Data Table
library(stargazer)
##
## Please cite as:
## Hlavac, Marek (2022). stargazer: Well-Formatted Regression and Summary Statistics Tables.
## R package version 5.2.3. https://CRAN.R-project.org/package=stargazer
stargazer(df, type = "text",
title = "Moneyball Summary Stats",
omit ="INDEX",
covariate.labels = c("Number of wins", "Base Hits by batters", "Doubles by batters", "Triples by batters", "Homeruns by batters", "Walks by batters", "Batters hit by pitch", "Strikeouts by batters", "Stolen bases", "Caught stealing", "Walks allowed", "Hits allowed", "Homeruns allowed", "Strikeouts by pitchers", "Errors Negative", "Double Plays"
))
##
## Moneyball Summary Stats
## =================================================================
## Statistic N Mean St. Dev. Min Max
## -----------------------------------------------------------------
## Number of wins 2,276 80.791 15.752 0 146
## Base Hits by batters 2,276 1,469.270 144.591 891 2,554
## Doubles by batters 2,276 241.247 46.801 69 458
## Triples by batters 2,276 55.250 27.939 0 223
## Homeruns by batters 2,276 99.612 60.547 0 264
## Walks by batters 2,276 501.559 122.671 0 878
## Batters hit by pitch 2,276 736.250 242.909 0 1,399
## Strikeouts by batters 2,276 123.394 85.406 0 697
## Stolen bases 2,276 51.514 18.746 0 201
## Caught stealing 2,276 58.114 3.766 29 95
## Walks allowed 2,276 1,779.210 1,406.843 1,137 30,132
## Hits allowed 2,276 105.699 61.299 0 343
## Homeruns allowed 2,276 553.008 166.357 0 3,645
## Strikeouts by pitchers 2,276 817.541 540.545 0.000 19,278.000
## Errors Negative 2,276 246.481 227.771 65 1,898
## Double Plays 2,276 146.716 24.538 52 228
## -----------------------------------------------------------------
Data Visualization
Homerun Distribution
library(ggplot2)
library(dplyr)
##
## Attaching package: 'dplyr'
## The following objects are masked from 'package:stats':
##
## filter, lag
## The following objects are masked from 'package:base':
##
## intersect, setdiff, setequal, union
library(reshape2)
?ggplot
## starting httpd help server ...
## done
ggplot(data=df,
mapping = aes(x = TEAM_BATTING_HR)) +
geom_histogram(fill="skyblue", color = "darkblue") + labs(title = "Distribution of Homeruns by Team", x = "Number of Homeruns by Team", y = "Frequency")
## `stat_bin()` using `bins = 30`. Pick better value with `binwidth`.
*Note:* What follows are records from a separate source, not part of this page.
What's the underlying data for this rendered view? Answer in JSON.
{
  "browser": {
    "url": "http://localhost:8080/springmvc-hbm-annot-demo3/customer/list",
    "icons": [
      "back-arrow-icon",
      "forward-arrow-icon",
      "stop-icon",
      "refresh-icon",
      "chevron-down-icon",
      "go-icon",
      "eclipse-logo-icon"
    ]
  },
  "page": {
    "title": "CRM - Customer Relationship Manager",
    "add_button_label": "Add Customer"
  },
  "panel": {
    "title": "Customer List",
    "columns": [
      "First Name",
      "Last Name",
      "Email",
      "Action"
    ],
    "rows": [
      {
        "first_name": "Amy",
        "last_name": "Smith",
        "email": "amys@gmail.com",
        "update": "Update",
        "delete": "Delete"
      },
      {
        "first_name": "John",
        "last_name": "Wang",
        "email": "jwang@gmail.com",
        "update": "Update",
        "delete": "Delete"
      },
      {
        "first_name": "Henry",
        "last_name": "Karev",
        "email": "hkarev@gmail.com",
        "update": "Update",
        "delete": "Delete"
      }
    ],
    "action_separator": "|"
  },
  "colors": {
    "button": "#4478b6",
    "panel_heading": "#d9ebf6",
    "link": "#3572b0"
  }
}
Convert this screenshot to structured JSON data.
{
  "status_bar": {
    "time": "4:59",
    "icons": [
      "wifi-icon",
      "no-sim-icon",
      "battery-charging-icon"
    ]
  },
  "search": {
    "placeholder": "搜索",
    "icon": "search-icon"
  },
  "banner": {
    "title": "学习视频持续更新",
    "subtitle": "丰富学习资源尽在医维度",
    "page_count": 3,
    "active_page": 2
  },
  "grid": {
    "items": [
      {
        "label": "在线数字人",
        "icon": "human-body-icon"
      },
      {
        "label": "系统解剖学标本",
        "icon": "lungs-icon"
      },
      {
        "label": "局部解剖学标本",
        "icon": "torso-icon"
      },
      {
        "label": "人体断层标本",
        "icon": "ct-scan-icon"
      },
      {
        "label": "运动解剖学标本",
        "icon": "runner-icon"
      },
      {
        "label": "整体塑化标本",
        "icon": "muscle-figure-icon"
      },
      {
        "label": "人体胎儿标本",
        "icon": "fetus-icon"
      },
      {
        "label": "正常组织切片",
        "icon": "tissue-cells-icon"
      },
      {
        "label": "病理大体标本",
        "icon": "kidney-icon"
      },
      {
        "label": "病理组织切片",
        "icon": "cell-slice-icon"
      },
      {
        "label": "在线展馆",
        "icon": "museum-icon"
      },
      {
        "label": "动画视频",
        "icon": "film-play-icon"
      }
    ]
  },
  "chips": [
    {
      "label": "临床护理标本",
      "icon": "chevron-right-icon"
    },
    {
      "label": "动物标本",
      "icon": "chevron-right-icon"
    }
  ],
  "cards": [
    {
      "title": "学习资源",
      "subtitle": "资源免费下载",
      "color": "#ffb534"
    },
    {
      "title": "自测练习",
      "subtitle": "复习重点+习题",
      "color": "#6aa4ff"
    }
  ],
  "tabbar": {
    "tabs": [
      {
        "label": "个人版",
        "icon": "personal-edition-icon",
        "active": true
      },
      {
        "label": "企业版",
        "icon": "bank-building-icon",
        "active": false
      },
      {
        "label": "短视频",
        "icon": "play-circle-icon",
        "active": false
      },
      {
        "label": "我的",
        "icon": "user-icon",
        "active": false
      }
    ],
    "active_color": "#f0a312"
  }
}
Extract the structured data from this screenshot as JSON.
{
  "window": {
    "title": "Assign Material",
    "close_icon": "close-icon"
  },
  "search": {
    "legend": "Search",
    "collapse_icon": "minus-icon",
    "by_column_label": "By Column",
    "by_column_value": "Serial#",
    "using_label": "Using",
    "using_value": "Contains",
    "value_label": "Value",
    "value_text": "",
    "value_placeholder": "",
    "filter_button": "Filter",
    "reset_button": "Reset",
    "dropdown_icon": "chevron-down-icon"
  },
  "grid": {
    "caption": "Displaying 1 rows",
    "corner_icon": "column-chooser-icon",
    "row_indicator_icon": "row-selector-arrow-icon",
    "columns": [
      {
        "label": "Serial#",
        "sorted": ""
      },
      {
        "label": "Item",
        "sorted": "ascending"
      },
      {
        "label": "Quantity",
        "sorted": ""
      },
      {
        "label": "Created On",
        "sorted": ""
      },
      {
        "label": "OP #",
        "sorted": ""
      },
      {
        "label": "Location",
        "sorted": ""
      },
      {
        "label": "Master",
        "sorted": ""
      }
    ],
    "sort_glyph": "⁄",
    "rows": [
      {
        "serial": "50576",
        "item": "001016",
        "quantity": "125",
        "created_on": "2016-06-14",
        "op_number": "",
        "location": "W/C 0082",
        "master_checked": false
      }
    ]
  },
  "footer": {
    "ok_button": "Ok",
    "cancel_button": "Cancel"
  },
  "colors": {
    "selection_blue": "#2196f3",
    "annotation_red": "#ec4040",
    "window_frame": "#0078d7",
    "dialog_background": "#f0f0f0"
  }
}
Distribution of Walks Given
ggplot(data=df,
mapping = aes(x = TEAM_PITCHING_BB)) +
geom_boxplot(fill="skyblue", color = "darkblue") + labs(title = "Distribution of Walks Allowed", x = "Number of Walks Allowed by Team", y = "Frequency") #This Statistic is Right-Skewed

Win Distribution in Relation to Strike-outs
df <-
dplyr::filter(df, TEAM_PITCHING_SO < 2000)
ggplot(data = df,
mapping = aes(x = TEAM_PITCHING_SO,
y = TARGET_WINS)) +
geom_point(fill="skyblue", color = "darkblue") +
geom_smooth(method = "lm", color = "red") +
labs(title = "Distribution of Wins according to strike-outs",
x = "Strike-outs by Pitchers",
y = "Number of Wins")
## `geom_smooth()` using formula = 'y ~ x'

Faceted Tables
df_melted <- reshape2::melt(data = df)
## No id variables; using all as measure variables
table(df_melted$variable)
##
## INDEX TARGET_WINS TEAM_BATTING_H TEAM_BATTING_2B
## 2267 2267 2267 2267
## TEAM_BATTING_3B TEAM_BATTING_HR TEAM_BATTING_BB TEAM_BATTING_SO
## 2267 2267 2267 2267
## TEAM_BASERUN_SB TEAM_BASERUN_CS TEAM_BATTING_HBP TEAM_PITCHING_H
## 2267 2267 2267 2267
## TEAM_PITCHING_HR TEAM_PITCHING_BB TEAM_PITCHING_SO TEAM_FIELDING_E
## 2267 2267 2267 2267
## TEAM_FIELDING_DP
## 2267
ggplot(data = df_melted,
mapping = aes(value)) +
geom_histogram() + facet_wrap(~ variable,
scales = "free_x")
## `stat_bin()` using `bins = 30`. Pick better value with `binwidth`.